A SHOCK announcement was just what Herbalife did not need. The alleged insider trading by a now sacked KPMG partner in its securities had a limited direct impact on the three-decade-old multi-level marketing firm – its shares only fell by around one per cent when trading was restarted yesterday.
Yet the withdrawal of audit reports for the last three years brings uncertainty just as some of the biggest names in Wall Street are fighting it out over the stock.
In the bearish corner stands Bill Ackman of Pershing Square Capital. David Einhorn also raised questions on Herbalife in 2012 before closing out his short, but Ackman says that he is committed to seeing the stock going to zero – he claims that this is its true value and that it is a pyramid scheme. The Brussels Commercial Court ruled in 2011 that Herbalife sales in Belgium amounted to an illegal pyramid selling process; a decision which Herbalife is appealing.

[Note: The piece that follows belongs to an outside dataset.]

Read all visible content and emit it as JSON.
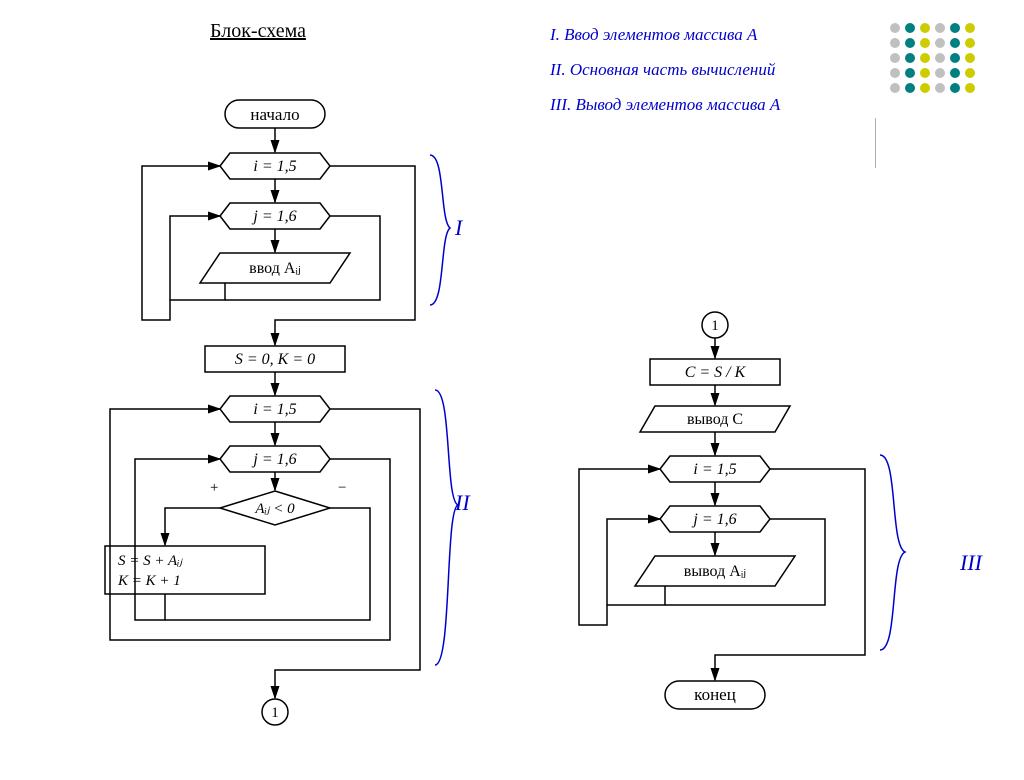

On the other side stands not only Herbalife, vigorously defending itself against the charge, but hedge fund billionaire Carl Icahn, playing for the squeeze of the century against Ackman’s $1bn (£0.65bn) short and pursuing a longstanding personal rivalry.
For those following the saga, it is both compelling human drama and a potentially huge corporate story. Could a firm with a $4bn market cap, listed on the New York Stock Exchange, really be a giant pyramid, as Ackman alleges?
Most likely, this wrestling bout between financial titans will end by proving little more than the size of their egos.
Yet it is a strength of the market system that if there is a scandal, this self-interested wrangle will bring it to light far more reliably than any audit ever would.